Also, there seems to be no matching category for this post.
At least it was not obvious to me which to choose. Please correct if necessary.
And: It may be a nice feature to capitalize the first letter of each thread title.
But in cases like this, it would be nice to at least be able to correct the title.
Unstable vs. insecure - these are independent dimensions.
There is a lot of “unstable” open source software: In most projects I use the “latest version” (that the dev team bundled, such as a NC beta 4, I’m not talking about automated daily builds here) IS secure. In fact, in many cases security bugs are fixed on trunk first, and immediately after that in production releases (and backports).
So the scanner should report more clearly.

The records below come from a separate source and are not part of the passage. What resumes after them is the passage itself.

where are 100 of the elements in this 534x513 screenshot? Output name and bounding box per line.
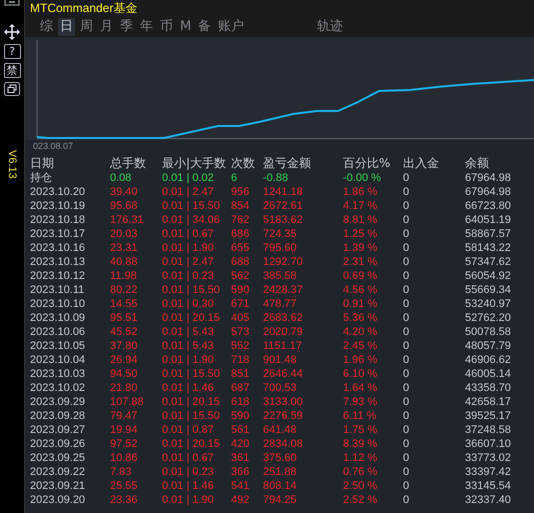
table-cell-text: 2.50 % [343,479,378,493]
tab[interactable]: 币 [158,18,175,36]
column-header: 百分比% [343,155,392,171]
table-cell-text: 19.94 [110,423,139,437]
table-cell-text: 0 [403,311,410,325]
table-cell-text: 655 [231,241,250,255]
table-cell-text: 1.75 % [343,423,378,437]
table-cell-text: 11.98 [110,269,138,283]
table-cell-text: 58143.22 [465,241,512,255]
forbid-button[interactable]: 禁 [4,63,20,78]
table-cell-text: 366 [231,465,250,479]
table-cell-text: 0.01 | 0.30 [162,297,215,311]
table-cell-text: 2276.59 [263,409,304,423]
tab[interactable]: 年 [138,18,155,36]
table-cell-text: 0.91 % [343,297,378,311]
table-cell-text: 4.56 % [343,283,378,297]
table-cell-text: 10.86 [110,451,139,465]
tab[interactable]: 备 [196,18,214,36]
table-cell-text: 385.58 [263,269,298,283]
table-cell-text: 26.94 [110,353,139,367]
table-cell-text: 2023.09.25 [30,451,86,465]
column-header: 盈亏金额 [263,155,312,171]
table-cell-text: 66723.80 [465,199,512,213]
table-cell-text: 1292.70 [263,255,304,269]
table-cell-text: 94.50 [110,367,139,381]
table-cell-text: 1.12 % [343,451,378,465]
table-cell-text: 2834.08 [263,437,304,451]
table-cell-text: 0.01 | 1.90 [162,353,215,367]
move-icon[interactable] [4,24,20,40]
column-header: 次数 [231,155,256,171]
table-cell-text: 2023.09.26 [30,437,86,451]
table-cell-text: 2023.09.21 [30,479,86,493]
table-cell-text: 0 [403,465,410,479]
table-cell-text: 37248.58 [465,423,512,437]
table-cell-text: 0 [403,213,410,227]
tab[interactable]: 月 [98,18,115,36]
tab[interactable]: 轨迹 [315,18,346,36]
table-cell-text: -0.88 [263,171,290,185]
table-cell-text: 2023.09.28 [30,409,86,423]
table-cell-text: 0 [403,437,410,451]
column-header: 余额 [465,155,490,171]
table-cell-text: 0.01 | 2.47 [162,185,215,199]
table-cell-text: 420 [231,437,250,451]
table-cell-text: 762 [231,213,250,227]
table-cell-text: 0.01 | 15.50 [162,409,221,423]
table-cell-text: 0 [403,241,410,255]
table-cell-text: 541 [231,479,250,493]
table-cell-text: 686 [231,227,250,241]
table-cell-text: 562 [231,269,250,283]
table-cell-text: 0.01 | 1.46 [162,479,215,493]
table-cell-text: 0 [403,185,410,199]
table-cell-text: 2646.44 [263,367,304,381]
table-cell-text: 0.01 | 15.50 [162,283,221,297]
tab[interactable]: 周 [78,18,95,36]
table-cell-text: 2023.10.04 [30,353,86,367]
table-cell-text: 0.01 | 15.50 [162,367,221,381]
table-cell-text: 23.36 [110,493,139,507]
table-cell-text: 0.01 | 20.15 [162,311,221,325]
table-cell-text: 80.22 [110,283,139,297]
table-cell-text: 43358.70 [465,381,512,395]
table-cell-text: 2023.10.16 [30,241,86,255]
table-cell-text: 20.03 [110,227,139,241]
minimize-icon[interactable] [4,0,20,6]
table-cell-text: 5.36 % [343,311,378,325]
table-cell-text: 0 [403,395,410,409]
tab[interactable]: M [178,18,194,36]
table-cell-text: 590 [231,283,250,297]
tab[interactable]: 日 [58,18,75,36]
window-title: MTCommander基金 [25,0,534,17]
table-cell-text: 718 [231,353,250,367]
table-cell-text: 0.01 | 1.90 [162,493,215,507]
table-cell-text: 956 [231,185,250,199]
table-cell-text: 2.45 % [343,339,378,353]
table-cell-text: 33397.42 [465,465,512,479]
table-cell-text: 95.68 [110,199,139,213]
table-cell-text: 0 [403,493,410,507]
table-cell-text: 0 [403,339,410,353]
tab[interactable]: 季 [118,18,135,36]
tab[interactable]: 账户 [216,18,246,36]
restore-icon[interactable] [4,82,20,96]
table-cell-text: 2023.10.11 [30,283,86,297]
table-cell-text: 687 [231,381,250,395]
chart-start-label: 023.08.07 [32,140,74,152]
table-cell-text: 2023.10.18 [30,213,86,227]
table-cell-text: 854 [231,199,250,213]
table-cell-text: 36607.10 [465,437,512,451]
tab[interactable]: 综 [38,18,55,36]
table-cell-text: 795.60 [263,241,298,255]
table-cell-text: 251.88 [263,465,298,479]
table-cell-text: 56054.92 [465,269,512,283]
table-cell-text: 851 [231,367,250,381]
table-cell-text: 23.31 [110,241,139,255]
column-header: 最小|大手数 [162,155,228,171]
table-cell-text: 33773.02 [465,451,512,465]
help-button[interactable]: ? [4,44,20,59]
table-cell-text: 2023.10.12 [30,269,86,283]
table-cell-text: 0 [403,199,410,213]
table-cell-text: 2023.10.05 [30,339,86,353]
table-cell-text: 1.96 % [343,353,378,367]
table-cell-text: 2023.10.06 [30,325,86,339]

Yes, this is a RFE proposal only, I can live with how it is and interpret the output.
Did you run a re-scan already? The security scanner seems to be a one-time-scanner which you manually trigger. Afterwards you only see the last scan results and need to perform a new scan.
There should be a timestamp for the latest scan, that helps you identify if the version detection is wrong or the scan didn’t run.
YES! I totally missed that TINY GRAY yin-yan-arrow symbol and the timestamp. Thanks for the hint. Re-scanning now.
If any ADMIN listens, PLEASE make that hint more prominent (at least if the scan is older).
Also, there should be a bug tracker on github for the scaner!
Even after rescanning, scan still shows “NOT on latest patch level”, which is WRONG for the beta channel.